To find the speed of the automobile after 1.30 s have elapsed, we can use the equation for acceleration:
acceleration = (final velocity - initial velocity) / time
Given:
Initial velocity (v₀) = 16.1 m/s
Time (t) = 1.30 s
The final velocity is what we need to find.
First, we need to calculate the deceleration caused by friction using the equation:
frictional force = (coefficient of kinetic friction) × (normal force)

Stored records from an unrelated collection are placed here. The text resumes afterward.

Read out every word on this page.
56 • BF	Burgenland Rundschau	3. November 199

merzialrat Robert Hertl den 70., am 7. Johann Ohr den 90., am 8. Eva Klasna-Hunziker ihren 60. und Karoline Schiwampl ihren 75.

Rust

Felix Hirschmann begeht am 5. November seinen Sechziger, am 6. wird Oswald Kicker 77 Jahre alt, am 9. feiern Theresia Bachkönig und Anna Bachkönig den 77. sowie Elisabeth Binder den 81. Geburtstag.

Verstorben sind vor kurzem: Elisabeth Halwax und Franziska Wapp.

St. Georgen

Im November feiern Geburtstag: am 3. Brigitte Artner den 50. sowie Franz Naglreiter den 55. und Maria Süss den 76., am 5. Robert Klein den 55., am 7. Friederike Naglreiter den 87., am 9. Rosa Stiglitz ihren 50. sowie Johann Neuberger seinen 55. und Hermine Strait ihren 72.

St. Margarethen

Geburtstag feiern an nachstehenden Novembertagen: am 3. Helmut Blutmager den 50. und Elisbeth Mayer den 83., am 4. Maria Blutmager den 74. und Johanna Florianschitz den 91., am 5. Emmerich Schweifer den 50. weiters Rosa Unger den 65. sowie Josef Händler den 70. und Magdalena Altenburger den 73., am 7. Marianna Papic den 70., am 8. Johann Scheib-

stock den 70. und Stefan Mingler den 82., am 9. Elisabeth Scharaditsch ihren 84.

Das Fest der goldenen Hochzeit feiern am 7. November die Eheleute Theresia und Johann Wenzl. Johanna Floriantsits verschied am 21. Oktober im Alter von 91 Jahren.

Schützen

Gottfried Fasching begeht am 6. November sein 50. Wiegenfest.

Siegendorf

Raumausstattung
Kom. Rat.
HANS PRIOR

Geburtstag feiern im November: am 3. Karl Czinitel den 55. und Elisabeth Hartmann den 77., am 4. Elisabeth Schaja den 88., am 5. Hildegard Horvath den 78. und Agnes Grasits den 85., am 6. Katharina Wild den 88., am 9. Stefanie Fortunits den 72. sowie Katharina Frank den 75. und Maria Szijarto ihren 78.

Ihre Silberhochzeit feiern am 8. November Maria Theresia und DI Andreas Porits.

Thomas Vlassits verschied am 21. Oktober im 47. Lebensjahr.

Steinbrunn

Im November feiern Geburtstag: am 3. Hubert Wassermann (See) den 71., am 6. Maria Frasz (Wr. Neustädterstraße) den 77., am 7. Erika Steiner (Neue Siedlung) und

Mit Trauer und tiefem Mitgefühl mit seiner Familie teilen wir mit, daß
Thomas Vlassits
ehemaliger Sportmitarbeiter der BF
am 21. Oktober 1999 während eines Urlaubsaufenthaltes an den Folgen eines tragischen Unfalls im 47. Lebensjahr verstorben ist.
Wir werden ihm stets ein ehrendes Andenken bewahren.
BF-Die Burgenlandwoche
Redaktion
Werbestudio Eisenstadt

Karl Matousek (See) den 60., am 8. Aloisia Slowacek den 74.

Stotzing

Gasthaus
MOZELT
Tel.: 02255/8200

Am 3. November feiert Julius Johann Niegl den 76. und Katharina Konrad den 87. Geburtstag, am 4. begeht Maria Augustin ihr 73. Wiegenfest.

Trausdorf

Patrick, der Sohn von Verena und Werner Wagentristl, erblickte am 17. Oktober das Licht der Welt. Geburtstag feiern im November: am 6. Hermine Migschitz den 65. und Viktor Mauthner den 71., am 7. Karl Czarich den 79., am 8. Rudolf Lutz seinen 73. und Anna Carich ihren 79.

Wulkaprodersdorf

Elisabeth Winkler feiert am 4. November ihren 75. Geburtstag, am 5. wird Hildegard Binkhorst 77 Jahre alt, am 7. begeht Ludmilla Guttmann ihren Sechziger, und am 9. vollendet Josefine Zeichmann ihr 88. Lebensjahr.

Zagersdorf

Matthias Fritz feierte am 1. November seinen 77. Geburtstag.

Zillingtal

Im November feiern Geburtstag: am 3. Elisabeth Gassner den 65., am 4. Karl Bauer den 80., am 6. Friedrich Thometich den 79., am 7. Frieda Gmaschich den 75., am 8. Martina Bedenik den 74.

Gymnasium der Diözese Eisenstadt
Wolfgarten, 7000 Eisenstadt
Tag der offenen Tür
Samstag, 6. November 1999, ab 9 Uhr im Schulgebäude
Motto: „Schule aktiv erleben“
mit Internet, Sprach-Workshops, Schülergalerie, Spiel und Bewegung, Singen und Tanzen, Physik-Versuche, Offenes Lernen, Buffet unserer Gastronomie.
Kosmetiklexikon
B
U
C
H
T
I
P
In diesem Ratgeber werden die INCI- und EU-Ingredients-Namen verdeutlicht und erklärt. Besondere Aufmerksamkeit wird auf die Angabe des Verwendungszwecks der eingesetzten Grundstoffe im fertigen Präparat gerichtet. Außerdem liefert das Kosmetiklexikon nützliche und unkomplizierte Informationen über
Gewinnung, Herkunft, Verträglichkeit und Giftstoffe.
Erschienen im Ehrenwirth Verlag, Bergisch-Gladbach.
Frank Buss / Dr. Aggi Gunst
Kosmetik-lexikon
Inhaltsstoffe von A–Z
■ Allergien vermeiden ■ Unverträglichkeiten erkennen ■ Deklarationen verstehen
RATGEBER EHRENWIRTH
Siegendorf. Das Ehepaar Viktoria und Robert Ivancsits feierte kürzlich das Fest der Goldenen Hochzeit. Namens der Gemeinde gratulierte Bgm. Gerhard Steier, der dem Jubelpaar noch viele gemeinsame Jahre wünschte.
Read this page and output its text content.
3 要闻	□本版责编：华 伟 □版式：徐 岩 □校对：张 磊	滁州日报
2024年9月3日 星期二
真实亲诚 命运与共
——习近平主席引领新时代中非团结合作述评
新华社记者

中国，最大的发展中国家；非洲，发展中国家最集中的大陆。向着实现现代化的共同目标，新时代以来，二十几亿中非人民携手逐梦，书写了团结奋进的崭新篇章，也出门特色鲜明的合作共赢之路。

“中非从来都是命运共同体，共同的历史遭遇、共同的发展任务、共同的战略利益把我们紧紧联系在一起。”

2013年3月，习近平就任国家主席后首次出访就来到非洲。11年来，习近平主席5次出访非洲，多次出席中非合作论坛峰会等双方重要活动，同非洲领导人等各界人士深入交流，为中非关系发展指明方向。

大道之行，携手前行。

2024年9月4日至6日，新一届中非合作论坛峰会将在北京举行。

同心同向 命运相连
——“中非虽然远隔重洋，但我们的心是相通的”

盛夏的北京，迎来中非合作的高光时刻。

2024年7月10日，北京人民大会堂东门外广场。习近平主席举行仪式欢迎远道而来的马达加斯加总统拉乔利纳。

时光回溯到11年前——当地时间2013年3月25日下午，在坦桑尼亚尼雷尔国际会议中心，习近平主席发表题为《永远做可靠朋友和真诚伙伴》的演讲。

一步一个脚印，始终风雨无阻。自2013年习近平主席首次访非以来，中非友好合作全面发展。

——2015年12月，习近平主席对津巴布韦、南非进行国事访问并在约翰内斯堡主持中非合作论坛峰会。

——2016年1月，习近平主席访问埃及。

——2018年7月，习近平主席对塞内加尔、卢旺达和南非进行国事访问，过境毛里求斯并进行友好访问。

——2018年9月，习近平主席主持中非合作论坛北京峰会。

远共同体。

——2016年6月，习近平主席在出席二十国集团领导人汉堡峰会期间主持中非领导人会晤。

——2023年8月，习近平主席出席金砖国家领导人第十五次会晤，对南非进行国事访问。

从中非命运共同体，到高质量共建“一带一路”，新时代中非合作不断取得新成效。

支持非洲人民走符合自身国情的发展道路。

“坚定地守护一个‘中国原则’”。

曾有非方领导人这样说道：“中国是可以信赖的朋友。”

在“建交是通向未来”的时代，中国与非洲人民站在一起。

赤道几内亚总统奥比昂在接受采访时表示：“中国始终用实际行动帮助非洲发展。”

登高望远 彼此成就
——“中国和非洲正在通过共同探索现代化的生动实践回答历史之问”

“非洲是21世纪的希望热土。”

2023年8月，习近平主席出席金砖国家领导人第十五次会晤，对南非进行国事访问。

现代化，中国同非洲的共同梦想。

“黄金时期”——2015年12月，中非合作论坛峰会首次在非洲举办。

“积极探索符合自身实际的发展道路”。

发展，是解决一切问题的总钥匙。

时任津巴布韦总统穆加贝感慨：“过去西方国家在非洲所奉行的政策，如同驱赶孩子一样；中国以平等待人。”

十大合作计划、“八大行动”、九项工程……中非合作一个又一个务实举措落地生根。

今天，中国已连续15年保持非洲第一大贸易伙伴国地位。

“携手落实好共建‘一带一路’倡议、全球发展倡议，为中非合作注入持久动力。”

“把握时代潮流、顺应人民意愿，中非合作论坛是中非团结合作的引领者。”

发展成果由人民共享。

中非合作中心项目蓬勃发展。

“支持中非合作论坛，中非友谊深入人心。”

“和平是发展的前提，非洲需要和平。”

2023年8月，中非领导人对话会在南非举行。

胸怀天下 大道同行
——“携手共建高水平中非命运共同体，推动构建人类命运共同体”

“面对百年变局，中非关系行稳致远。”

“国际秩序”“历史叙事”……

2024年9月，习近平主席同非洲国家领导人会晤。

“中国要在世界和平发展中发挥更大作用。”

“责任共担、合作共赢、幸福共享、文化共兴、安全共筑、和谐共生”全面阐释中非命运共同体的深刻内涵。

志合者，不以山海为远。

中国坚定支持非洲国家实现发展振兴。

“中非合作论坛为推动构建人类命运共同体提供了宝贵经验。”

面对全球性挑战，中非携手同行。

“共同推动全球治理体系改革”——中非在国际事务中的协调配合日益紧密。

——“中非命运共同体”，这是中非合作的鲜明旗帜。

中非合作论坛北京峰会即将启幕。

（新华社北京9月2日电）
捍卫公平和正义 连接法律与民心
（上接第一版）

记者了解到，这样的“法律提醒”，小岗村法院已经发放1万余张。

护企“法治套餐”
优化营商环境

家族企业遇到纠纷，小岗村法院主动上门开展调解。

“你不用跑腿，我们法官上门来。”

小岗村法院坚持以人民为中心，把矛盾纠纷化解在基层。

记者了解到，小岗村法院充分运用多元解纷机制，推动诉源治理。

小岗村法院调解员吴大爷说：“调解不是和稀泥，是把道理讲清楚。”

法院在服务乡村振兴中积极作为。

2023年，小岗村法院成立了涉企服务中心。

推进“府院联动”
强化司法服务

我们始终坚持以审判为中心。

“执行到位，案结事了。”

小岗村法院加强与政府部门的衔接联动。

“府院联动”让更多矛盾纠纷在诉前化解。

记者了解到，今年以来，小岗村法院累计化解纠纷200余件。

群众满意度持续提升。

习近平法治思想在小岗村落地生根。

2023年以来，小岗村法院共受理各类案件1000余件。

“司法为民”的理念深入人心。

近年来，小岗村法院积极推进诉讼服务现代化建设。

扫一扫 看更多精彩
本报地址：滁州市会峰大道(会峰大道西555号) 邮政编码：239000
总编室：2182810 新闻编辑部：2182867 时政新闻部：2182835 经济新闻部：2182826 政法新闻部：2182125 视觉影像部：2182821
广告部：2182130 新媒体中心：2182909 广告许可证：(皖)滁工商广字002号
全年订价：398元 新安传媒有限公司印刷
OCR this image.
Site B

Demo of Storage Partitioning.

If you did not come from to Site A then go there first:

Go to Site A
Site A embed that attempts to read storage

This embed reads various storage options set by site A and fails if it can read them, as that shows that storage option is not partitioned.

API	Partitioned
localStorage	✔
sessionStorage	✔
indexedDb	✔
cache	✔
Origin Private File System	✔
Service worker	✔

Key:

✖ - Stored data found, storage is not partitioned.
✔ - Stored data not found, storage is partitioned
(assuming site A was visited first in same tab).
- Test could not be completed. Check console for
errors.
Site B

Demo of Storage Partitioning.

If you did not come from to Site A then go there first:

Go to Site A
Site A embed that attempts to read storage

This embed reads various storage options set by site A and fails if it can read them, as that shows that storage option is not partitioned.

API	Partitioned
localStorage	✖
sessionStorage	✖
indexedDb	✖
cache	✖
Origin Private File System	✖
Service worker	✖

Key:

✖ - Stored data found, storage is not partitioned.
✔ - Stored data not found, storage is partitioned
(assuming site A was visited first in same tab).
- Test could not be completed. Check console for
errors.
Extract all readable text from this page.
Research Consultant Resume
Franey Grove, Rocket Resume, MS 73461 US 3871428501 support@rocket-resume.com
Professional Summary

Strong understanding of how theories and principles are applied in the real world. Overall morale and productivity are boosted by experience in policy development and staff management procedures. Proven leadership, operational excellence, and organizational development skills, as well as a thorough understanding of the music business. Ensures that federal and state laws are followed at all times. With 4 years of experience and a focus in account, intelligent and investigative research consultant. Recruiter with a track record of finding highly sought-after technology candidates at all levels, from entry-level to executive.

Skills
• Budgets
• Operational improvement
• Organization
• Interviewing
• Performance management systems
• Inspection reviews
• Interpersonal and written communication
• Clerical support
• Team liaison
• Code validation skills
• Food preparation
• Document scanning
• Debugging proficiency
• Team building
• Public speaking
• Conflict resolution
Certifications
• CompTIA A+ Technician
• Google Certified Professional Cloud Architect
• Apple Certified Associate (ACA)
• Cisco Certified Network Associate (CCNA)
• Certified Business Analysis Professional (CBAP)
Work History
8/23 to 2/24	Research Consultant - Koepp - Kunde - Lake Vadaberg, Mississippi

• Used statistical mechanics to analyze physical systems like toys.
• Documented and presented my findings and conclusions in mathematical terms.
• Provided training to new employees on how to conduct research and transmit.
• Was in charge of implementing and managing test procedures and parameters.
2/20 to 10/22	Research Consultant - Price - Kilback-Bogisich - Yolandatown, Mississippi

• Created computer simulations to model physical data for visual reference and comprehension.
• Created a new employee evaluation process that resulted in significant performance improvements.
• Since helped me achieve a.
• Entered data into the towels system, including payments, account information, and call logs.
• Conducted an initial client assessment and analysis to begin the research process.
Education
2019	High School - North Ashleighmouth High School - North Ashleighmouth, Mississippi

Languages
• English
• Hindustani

Using the equation for frictional force:
frictional force = mass × acceleration
Since only the weight of the car is acting as the normal force, we can rewrite the equation as:
frictional force = mass × gravitational acceleration
Then, using the equation for net force:
frictional force = mass × acceleration
The net force is given by:
net force = mass × acceleration
The net force is also equal to the frictional force, so we can write:
net force = frictional force
Now, we can calculate the acceleration:
acceleration = net force / mass
acceleration = (frictional force) / mass
From the equation of motion:
v² = u² + 2as
where v is the final velocity, u is the initial velocity, a is the acceleration, and s is the distance traveled. Assuming the distance traveled is negligible (since we are looking at the velocity after a short amount of time), we can simplify the equation to:
v = √(u² + 2as)
Rearranging the equation for acceleration:
a = (final velocity - initial velocity) / time
Squaring both sides of the equation and rearranging:
(final velocity - initial velocity) = 2a × time
Now we can substitute in the known values:
(0 - 16.1) m/s = 2 × acceleration × 1.30 s
Solving for acceleration:
acceleration = (0 - 16.1) / (2 × 1.30)
Finally, we can substitute the calculated acceleration back into the equation to find the final velocity:
final velocity = √(initial velocity² + 2 × acceleration × distance)
final velocity = √(16.1² + 2 × acceleration × 1.30)
final velocity = √(259.21 + 2 × (-6.19) × 1.30)
final velocity = √(259.21 - 16.06)
final velocity = √243.15
final velocity ≈ 15.61 m/s
Therefore, the speed of the automobile after 1.30 s have elapsed is approximately 15.61 m/s.
To find the speed of the automobile after 1.30 seconds have elapsed, we can use the equation of motion that relates initial velocity, time, acceleration, and final velocity.
The equation we can use is:
v = u + at
Where:
v = final velocity
u = initial velocity
a = acceleration
t = time
In this case, the initial velocity (u) is 16.1 m/s and the final velocity (v) is what we are trying to find. Since the driver suddenly locks the wheels by slamming on the brakes, the acceleration (a) will be determined by the coefficient of kinetic friction between the tires and the road.
The formula to calculate acceleration is:
a = μ * g
Where:
a = acceleration
μ = coefficient of kinetic friction
g = acceleration due to gravity (approximately 9.8 m/s^2)
In this case, the coefficient of kinetic fiction (μ) is 0.720.
First, we calculate the acceleration:
a = 0.720 * 9.8
a ≈ 7.056 m/s^2
Now, we can substitute the values of initial velocity (u), acceleration (a), and time (t) into the equation:
v = u + at
v = 16.1 + (7.056 * 1.30)
v ≈ 25.45 m/s
Therefore, the speed of the automobile after 1.30 seconds have elapsed would be approximately 25.45 m/s.